In a petition filed by Avani Mishra in National Green Tribunal (NGT) against rising plastic pollution in the form of plastic pens, the Environment Ministry has informed the tribunal that three different models are suggested for the producers, importers, and brand owners to implement the Extended Producers Responsibility (EPR) mechanism to deal with the plastic waste including pens. According to the applicant, 91 percent of the plastic waste in the form of pens is not recycled and 1600 to 2400 million pieces are brought to the market every year.
Media reports suggest, in EPR mechanisms, it is the responsibility of the producers to manage the disposal of the products after their consumption by the consumers. However, Mr. Mishra contested the EPR mechanism implementation on the ground and instead suggested introducing a ‘buy-back’ policy to attract the consumers to actively come forward for plastic disposal.
There have been many successful examples of plastic pen disposals. The ‘Pen-Drive’ movement in Kerala started by a social activist, Lakshmi Menon, replacing plastic pen with an ink pen is a model for the rest of the country. Ms. Menon has also sought to introduce paper pens which promote ball pens in paper scroll under the brand name, Rolapena.

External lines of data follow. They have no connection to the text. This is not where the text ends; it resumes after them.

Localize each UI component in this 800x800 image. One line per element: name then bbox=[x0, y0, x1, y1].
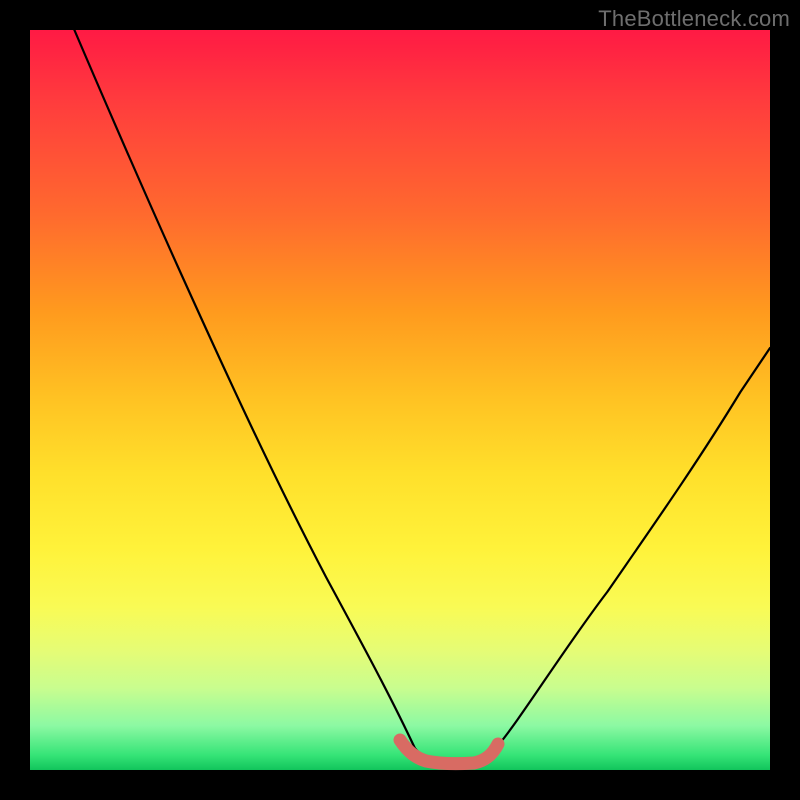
chart-frame: TheBottleneck.com bbox=[0, 0, 800, 800]
watermark-text: TheBottleneck.com bbox=[598, 6, 790, 32]
bottleneck-curve bbox=[74, 30, 770, 764]
curve-layer bbox=[30, 30, 770, 770]
plot-area bbox=[30, 30, 770, 770]
valley-highlight bbox=[400, 740, 498, 764]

Even before the arrival of Coronavirus, there existed a mismatch between India’s consumption and recycling capability of plastic waste. Now with the normalisation of plastic in the form of gloves, masks, bodysuits, the growth of these medical waste is only going to compound the fight against plastic. While there have been recent initiatives like the banning of ‘single-use plastic’ which a severe threat of plastic waste to our environment and health, it needs to be made a public movement. The inclusion of plastic pen disposal under Swachh Bharat Abhiyan throughout the schools will not only spread awareness but helps to build more environmentally aware citizens in the future.